A Leeds city centre enforcement camera snapping motorists illegally nipping into bus lanes to avoid traffic congestion is proving a mega money spinner for the council.
In the six months since the cameras were introduced around the city, 29,325 drivers have been fined a total of £712,000 for flouting the bus lane regulations.
And nearly 30 per cent of the total - 8,678 - were caught breaching the restrictions at just one location - the Vicar Lane, Headrow-Eastgate junction where motorists should turn left down Lady Lane.
Cameras could now be extended to other bus lanes.
A report on how the scheme could be rolled out to other areas is expected to go to the council’s Executive Board within the next three months.
The cameras were placed at problem hotspots and council chiefs insist they are proving an effective deterrent.

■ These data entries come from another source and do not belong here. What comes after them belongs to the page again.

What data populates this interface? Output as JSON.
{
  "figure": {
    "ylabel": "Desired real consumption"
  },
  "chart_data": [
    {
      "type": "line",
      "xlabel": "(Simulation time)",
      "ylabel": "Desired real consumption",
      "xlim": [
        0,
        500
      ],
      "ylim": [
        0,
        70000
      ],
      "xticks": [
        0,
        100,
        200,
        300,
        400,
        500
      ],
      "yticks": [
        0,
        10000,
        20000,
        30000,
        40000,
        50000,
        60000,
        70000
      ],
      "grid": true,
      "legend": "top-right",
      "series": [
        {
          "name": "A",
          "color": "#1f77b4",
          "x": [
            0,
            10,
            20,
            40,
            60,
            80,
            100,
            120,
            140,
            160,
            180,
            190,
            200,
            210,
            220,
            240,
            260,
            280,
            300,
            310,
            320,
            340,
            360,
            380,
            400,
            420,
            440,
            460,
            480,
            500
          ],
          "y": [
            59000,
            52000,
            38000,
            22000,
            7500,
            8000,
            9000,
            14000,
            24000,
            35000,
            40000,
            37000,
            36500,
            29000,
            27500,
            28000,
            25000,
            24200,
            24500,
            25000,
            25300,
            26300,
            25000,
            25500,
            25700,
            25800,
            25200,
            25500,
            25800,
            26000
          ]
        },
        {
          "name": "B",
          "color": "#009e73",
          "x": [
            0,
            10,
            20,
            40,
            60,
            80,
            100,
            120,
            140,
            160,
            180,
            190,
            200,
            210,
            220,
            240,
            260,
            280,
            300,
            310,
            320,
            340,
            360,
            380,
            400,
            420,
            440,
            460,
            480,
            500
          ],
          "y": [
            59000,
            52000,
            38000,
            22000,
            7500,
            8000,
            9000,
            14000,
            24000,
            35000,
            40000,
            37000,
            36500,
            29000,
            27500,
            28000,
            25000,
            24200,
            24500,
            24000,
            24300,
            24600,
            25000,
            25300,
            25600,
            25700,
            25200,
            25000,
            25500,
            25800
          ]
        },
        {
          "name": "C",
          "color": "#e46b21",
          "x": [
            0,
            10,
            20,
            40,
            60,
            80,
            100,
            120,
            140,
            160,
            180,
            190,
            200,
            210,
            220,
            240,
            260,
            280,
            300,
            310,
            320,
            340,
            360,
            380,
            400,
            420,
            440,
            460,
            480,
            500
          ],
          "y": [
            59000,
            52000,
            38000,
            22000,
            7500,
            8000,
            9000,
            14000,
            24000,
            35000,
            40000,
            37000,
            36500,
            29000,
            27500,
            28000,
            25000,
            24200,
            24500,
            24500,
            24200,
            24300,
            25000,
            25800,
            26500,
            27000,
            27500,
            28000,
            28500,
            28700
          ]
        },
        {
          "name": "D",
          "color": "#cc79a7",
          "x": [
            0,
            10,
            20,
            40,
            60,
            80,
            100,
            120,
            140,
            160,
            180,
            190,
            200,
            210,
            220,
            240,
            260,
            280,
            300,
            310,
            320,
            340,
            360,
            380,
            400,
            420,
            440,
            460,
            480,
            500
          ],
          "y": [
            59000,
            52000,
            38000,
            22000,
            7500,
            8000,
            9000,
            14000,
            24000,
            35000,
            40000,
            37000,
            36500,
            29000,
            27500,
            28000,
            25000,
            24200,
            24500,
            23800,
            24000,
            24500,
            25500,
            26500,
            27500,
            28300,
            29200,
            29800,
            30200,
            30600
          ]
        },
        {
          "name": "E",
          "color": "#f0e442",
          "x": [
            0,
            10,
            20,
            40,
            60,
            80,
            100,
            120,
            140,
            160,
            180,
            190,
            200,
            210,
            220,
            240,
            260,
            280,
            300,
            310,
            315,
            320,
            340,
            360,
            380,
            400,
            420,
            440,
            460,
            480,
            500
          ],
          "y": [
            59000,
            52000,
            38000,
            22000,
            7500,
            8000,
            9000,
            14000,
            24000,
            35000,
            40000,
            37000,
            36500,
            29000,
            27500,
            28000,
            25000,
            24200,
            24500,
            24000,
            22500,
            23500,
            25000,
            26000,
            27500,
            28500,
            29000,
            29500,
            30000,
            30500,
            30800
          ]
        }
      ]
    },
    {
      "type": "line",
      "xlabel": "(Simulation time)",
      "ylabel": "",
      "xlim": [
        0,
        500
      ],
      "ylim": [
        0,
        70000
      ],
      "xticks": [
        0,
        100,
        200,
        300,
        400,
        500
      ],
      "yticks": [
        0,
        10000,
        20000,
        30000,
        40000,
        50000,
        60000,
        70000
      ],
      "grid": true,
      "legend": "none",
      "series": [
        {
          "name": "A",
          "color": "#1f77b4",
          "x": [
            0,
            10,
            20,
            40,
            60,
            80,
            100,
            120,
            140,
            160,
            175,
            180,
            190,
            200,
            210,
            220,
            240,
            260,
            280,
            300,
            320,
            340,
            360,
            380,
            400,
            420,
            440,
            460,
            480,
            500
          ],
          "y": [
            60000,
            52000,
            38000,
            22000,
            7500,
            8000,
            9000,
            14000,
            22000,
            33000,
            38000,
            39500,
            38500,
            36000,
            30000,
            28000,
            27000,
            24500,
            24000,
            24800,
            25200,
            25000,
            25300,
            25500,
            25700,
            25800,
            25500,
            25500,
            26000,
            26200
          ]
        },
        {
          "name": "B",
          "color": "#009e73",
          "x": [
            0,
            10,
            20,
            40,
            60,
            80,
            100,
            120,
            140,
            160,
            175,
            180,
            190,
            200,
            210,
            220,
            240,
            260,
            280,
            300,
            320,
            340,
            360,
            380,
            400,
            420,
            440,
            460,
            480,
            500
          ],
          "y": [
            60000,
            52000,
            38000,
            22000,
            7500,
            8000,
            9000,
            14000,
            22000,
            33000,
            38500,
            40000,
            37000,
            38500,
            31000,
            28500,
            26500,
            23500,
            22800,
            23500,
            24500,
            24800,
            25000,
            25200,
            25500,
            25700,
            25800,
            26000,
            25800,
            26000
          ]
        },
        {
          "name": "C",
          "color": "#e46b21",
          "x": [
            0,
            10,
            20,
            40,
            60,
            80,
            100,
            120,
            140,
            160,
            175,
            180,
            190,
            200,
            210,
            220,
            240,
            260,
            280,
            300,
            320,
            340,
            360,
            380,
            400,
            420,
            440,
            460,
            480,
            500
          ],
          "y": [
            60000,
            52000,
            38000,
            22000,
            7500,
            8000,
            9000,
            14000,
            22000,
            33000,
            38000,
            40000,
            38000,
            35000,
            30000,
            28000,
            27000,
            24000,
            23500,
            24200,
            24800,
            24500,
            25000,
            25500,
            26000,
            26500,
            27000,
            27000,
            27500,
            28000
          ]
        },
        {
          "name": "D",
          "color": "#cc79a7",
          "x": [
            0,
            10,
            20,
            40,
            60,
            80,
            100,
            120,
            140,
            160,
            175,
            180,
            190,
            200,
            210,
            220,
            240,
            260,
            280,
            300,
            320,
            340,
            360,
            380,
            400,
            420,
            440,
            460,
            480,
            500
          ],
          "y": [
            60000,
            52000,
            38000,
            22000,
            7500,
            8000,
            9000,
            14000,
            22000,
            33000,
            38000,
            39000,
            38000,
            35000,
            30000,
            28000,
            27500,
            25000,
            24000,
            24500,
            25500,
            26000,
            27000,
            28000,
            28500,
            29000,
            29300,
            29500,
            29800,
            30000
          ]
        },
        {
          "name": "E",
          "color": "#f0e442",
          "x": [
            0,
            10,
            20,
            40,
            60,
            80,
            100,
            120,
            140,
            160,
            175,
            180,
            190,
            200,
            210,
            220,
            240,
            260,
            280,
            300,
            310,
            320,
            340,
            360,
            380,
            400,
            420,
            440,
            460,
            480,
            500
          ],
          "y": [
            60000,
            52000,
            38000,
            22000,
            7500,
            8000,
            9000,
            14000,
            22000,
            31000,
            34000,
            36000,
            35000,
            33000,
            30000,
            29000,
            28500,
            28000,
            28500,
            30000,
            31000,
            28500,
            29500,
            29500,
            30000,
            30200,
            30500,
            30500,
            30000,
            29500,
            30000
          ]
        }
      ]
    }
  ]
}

They went live on August 8 and in the first nine days cameras picked up about 1,900 motorists illegally using the lanes.
Coun Richard Lewis, council executive member for development, said: “We’re very pleased with this scheme so far as overall the number of motorists abusing the bus lanes is going down, with some seasonal variations.
“It is addressing the problem of selfish drivers blocking bus lanes and slowing down buses, with knock-on effects to other road users across the city centre.
“Drivers knowingly break the law when driving in bus lanes and while the fixed penalty fees come back to the council, the scheme itself has involved significant set-up costs. Any cash left over is ploughed back into vital services.”
A survey last January found that 1,941 drivers unlawfully used bus lanes over three days in one week. At one site – Wellington Road near Clyde Approach – 572 motorists broke the rules.
Most offences took place during the morning peak period between 7.30am and 9am, delaying buses.
The penalty charge is £60, reduced to £30 if paid within 14 days. People have a right of appeal.
Emergency vehicles and taxis are allowed to use the bus lanes but not private hire cars.
The council last year acquired the responsibility from the police for enforcing rules designed to keep bus lanes clear.